As the United States continues to try and manage the COVID-19 pandemic, the day-to-day lives of its citizens have been changed forever. In less than a year, everything from how we shop for groceries to how students access their classrooms has changed. The pandemic has also impacted industries across the board, including retail, transportation, construction and real estate, in different ways. Of all of those, it may be real estate, and specifically housing, that has undergone one of the biggest shifts.
Every year, the Apartment Guide’s Rent Report provides insights into rent trends and affordability in cities across the country, including where the highest and lowest rents are found and where the biggest increases and decreases have taken place. The results of the 2020 Rent Report, which tracks trends for the year between October 2019 and October 2020, have been affected by the pandemic.
Houston has been able to avoid one of the biggest problems plaguing other large cities like New York and San Francisco. It’s on the shortlist of areas that are seeing rents increase, while others — mainly on both coasts — have seen them drop, in large part because of COVID-19. Across the South, rents are up 2% for one-bedroom and two-bedroom units, and 4% for studios, compared to a year ago. Rent has increased 12.1% for studio apartments in Houston. In Plano, rent for one-bedroom units is up more than 34%, and for two-bedrooms, it’s increased over 27%. The trend doesn't hold in San Antonio, where studio rents decreased 26.5% for the year, and are among the nation's lowest ($843).
Texas is also popular among millennials, arguably the housing market’s largest target customer base, many of whom are renters by choice. They “are shifting away from the two-kid, white-picket-fence American dream — making them less likely to get tied down to a specific city,” according to internet listing service RENTCafé’s report “The Hottest Cities for Millennial Renters.” As a whole, the group moves across the country in search of the perfect life-work balance.
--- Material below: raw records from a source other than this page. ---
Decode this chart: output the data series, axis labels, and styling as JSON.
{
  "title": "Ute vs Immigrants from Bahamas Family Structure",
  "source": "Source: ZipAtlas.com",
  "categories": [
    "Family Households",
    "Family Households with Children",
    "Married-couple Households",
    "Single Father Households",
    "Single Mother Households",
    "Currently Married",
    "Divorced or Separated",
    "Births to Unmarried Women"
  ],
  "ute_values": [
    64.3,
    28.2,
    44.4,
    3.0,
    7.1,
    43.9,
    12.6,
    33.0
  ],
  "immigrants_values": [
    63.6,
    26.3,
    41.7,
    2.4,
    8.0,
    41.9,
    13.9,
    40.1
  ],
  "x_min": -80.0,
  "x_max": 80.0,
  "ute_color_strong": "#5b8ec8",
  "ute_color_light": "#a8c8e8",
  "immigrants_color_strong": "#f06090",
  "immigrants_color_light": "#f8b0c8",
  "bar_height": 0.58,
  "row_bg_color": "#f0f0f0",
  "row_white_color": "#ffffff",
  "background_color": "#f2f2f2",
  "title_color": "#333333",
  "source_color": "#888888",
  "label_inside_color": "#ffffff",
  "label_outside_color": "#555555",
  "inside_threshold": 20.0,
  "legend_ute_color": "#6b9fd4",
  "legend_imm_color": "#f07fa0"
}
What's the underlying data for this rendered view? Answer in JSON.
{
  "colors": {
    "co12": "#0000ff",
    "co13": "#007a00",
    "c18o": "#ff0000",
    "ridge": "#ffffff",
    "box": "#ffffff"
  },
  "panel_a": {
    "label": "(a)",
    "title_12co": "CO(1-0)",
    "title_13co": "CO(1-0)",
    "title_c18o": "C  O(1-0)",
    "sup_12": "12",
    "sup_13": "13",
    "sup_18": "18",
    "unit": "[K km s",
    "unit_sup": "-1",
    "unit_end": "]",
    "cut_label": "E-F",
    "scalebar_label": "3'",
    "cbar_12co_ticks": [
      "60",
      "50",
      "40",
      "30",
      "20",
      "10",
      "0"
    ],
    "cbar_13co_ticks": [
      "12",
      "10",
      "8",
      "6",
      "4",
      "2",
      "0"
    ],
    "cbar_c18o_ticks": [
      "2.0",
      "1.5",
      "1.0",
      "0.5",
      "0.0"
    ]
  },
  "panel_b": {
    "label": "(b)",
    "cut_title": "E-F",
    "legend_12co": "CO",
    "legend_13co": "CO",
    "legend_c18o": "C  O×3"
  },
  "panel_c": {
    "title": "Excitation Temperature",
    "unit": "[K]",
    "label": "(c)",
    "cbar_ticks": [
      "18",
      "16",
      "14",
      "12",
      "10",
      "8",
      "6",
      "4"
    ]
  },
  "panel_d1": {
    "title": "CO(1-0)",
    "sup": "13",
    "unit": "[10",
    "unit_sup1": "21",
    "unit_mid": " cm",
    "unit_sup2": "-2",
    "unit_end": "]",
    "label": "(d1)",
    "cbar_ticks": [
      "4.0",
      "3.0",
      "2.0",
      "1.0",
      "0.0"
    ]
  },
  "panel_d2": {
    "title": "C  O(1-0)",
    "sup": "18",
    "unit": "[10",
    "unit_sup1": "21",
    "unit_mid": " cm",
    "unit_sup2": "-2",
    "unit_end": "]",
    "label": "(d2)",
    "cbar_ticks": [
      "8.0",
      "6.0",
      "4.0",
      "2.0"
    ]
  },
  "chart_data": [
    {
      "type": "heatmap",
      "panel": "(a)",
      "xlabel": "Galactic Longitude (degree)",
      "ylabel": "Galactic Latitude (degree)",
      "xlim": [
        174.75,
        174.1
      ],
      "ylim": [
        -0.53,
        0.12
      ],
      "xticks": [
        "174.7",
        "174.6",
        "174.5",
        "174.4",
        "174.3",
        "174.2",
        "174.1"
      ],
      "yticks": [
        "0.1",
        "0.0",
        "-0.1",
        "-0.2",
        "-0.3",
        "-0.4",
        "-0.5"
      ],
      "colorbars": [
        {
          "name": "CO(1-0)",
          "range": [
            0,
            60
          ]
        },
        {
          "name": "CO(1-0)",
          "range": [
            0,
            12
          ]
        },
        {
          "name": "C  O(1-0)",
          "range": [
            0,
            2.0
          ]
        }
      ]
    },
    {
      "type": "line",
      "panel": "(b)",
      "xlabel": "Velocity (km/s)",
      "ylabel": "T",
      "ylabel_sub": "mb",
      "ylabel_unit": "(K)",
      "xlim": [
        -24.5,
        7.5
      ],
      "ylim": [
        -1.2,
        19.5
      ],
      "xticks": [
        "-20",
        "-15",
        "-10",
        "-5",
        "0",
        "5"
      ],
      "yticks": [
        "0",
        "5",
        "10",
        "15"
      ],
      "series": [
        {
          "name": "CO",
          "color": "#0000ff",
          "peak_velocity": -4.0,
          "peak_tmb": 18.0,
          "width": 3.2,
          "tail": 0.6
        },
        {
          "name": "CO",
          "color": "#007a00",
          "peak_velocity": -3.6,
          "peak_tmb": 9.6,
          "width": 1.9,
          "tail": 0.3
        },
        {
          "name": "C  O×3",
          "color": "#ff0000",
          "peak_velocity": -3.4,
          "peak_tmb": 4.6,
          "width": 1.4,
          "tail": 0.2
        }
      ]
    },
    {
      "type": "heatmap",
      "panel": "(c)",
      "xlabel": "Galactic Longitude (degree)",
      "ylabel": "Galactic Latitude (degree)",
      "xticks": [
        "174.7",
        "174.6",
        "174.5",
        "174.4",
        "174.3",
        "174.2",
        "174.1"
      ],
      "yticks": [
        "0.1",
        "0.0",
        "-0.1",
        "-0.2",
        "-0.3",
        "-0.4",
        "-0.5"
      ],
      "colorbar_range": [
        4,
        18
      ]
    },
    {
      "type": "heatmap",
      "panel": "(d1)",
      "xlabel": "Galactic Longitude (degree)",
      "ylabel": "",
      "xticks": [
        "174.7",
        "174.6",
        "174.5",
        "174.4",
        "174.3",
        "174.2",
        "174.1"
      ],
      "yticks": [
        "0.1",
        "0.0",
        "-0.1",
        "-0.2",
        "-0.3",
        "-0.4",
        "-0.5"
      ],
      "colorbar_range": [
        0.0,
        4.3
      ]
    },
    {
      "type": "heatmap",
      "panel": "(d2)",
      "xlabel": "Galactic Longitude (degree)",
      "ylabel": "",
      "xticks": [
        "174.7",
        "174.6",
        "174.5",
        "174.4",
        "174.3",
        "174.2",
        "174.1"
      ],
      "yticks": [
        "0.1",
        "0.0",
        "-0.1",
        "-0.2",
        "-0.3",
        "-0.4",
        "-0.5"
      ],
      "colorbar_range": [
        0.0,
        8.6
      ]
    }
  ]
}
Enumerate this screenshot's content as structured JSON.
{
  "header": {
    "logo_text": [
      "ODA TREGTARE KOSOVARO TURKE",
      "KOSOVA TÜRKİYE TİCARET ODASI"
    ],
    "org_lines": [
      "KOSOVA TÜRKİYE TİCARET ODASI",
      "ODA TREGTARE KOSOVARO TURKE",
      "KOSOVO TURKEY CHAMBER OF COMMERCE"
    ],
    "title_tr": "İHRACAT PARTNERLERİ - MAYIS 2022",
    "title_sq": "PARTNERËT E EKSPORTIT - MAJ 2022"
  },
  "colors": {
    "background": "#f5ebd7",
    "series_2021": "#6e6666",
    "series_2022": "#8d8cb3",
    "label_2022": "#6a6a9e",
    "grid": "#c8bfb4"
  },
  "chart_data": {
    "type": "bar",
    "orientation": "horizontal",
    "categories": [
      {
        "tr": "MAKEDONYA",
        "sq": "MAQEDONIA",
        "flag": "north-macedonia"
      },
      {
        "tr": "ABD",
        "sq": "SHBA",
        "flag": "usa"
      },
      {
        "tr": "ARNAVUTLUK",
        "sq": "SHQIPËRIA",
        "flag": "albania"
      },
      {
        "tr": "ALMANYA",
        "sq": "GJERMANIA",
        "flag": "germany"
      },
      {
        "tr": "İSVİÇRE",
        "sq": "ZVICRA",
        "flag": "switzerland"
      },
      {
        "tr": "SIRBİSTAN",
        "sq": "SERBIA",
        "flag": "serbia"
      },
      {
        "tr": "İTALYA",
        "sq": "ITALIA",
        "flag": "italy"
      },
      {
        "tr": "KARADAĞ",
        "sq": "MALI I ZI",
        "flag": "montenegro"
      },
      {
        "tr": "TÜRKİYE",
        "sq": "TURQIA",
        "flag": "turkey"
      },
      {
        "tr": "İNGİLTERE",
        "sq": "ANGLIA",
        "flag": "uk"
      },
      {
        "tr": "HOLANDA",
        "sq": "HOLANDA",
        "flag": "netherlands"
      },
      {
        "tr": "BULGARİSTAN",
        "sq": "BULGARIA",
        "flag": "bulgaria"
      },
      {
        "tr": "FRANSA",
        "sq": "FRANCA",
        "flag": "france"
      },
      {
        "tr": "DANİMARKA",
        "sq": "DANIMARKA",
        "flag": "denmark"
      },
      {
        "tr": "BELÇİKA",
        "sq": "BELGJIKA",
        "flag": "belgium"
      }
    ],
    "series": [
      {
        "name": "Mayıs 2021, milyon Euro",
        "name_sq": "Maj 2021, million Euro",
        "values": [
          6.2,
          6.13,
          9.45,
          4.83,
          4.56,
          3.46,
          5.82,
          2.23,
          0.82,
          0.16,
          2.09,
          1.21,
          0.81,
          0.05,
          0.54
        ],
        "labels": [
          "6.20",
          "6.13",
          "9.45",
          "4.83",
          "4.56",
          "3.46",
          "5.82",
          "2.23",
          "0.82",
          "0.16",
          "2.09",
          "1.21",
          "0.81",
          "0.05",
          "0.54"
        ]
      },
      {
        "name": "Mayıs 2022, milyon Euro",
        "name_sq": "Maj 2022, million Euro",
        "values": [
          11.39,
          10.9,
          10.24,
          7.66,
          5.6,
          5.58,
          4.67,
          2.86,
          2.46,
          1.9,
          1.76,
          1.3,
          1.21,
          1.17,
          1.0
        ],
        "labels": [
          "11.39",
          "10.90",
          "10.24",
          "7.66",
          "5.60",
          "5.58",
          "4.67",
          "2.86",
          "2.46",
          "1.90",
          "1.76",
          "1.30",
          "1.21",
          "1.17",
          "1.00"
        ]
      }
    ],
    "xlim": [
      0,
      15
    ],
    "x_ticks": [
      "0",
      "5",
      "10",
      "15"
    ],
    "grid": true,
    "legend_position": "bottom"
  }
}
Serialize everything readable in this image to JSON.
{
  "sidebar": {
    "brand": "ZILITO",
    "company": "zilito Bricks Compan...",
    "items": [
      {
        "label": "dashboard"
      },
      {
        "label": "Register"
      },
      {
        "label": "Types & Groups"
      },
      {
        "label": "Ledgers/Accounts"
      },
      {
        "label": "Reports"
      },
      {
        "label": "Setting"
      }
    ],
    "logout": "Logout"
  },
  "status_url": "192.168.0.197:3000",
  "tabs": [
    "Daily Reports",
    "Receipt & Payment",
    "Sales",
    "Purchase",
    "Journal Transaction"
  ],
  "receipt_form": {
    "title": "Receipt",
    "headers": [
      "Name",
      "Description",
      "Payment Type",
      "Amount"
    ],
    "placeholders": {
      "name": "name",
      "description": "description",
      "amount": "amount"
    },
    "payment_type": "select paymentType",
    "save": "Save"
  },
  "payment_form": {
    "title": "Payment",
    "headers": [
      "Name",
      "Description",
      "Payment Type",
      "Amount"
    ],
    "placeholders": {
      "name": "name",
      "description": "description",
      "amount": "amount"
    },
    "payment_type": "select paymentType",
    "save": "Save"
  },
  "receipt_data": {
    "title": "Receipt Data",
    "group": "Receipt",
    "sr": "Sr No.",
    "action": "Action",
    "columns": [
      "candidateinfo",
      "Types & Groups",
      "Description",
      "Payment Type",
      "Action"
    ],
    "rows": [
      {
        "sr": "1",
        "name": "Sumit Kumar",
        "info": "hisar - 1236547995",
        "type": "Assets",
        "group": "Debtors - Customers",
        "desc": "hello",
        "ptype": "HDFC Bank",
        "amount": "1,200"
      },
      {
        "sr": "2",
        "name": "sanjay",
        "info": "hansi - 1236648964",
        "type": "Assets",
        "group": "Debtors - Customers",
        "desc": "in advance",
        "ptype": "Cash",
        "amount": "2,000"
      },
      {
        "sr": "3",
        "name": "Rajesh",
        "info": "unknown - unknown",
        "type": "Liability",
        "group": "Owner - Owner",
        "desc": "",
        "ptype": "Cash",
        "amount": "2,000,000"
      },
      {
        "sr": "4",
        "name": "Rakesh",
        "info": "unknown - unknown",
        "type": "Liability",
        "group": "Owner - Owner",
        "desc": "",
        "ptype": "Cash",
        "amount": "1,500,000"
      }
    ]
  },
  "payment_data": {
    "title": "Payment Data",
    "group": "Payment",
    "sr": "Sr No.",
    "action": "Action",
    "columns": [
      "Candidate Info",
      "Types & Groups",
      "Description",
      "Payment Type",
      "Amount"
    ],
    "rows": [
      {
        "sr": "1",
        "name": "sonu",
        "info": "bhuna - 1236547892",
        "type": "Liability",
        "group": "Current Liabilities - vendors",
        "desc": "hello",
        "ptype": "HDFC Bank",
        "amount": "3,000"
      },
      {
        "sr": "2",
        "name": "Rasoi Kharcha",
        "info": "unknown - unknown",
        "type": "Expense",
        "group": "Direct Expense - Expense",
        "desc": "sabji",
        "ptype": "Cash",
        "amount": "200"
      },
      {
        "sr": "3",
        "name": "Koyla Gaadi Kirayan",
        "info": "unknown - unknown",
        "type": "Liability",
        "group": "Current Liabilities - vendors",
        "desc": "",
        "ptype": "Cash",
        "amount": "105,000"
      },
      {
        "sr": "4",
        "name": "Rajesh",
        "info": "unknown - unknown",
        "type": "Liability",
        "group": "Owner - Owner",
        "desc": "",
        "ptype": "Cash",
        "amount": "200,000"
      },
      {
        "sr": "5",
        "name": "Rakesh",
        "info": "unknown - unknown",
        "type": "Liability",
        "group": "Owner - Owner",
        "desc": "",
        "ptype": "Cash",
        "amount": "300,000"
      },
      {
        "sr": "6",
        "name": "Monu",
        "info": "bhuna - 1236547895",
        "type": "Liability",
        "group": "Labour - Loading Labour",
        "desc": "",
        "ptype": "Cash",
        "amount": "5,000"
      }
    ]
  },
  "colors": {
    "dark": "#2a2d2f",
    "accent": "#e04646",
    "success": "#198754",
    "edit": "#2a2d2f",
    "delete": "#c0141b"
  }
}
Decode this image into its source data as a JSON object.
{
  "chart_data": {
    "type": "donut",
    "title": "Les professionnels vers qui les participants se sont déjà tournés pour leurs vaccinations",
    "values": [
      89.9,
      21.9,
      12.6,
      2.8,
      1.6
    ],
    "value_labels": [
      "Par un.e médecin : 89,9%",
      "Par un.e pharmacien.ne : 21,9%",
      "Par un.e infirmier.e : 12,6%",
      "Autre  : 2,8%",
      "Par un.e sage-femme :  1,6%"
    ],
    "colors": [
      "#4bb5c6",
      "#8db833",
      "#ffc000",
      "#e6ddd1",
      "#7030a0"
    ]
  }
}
Employers allowing employees to work from home — and from anywhere — is a boon to them:
This generation has different views than its predecessors, preferring flexible jobs and experience-driven lifestyles they seek out and develop in the cities they choose … And, now that they officially overtook Baby Boomers as the largest U.S. generation to date and make up the majority of the workforce, Millennials have become the most instrumental group in shaping the future of America’s urban cores.
What started as a movement on the West Coast with companies like Twitter and Microsoft has spread to places like the Research Triangle in North Carolina. For millennials, the pandemic has opened up a world of opportunities. No longer do they, or any other group seeking a nomadic lifestyle, need to live in major cities like New York and Los Angeles. The result is a workforce moving to locales with better cost-of-living indicators. According to the Apartment Guide report, the American South is the only region with across-the-board increases in apartment pricing over the past year.
According to the RENTCafé report, 47.7% of people applying for an apartment in Houston in 2020 were millennials, ranking fifth in the nation. From 2015–2020, 45.6% of Houston renters were millennials, making it the 4th most popular city for the age group, which is drawn to the Bayou City for its “varied employment landscape firmly rooted in the health, research and oil industries.”
This massive push into Houston isn’t just from out-of-towners. According to the RENTCafé report: “Houston is most popular among Gen Y renters from its own suburbs.” The largest share — 12.3% — made the short move from Katy, followed by Spring (8.3%) and Humble (4.7%).
Young people from Houston’s suburbs are also headed to San Antonio and Austin, which supplanted Seattle to become the top hotspot for millennial renters in 2020. RENTCafé says the Texas capital is a “rapidly developing area [that] saw both its employment offers and its residents’ incomes swell in recent years, while still maintaining a lower cost of living than other major business centers.” More than half of the applicants for apartments in the past year were from Gen Y, and that momentum doesn’t seem to be slowing anytime soon.
With a growing young populace, it looks like the Texas Triangle cities of Houston, Austin and San Antonio will be a hub where Gen Y workers can make a major impact. That is, as their history portends, until they decide to move to other pastures.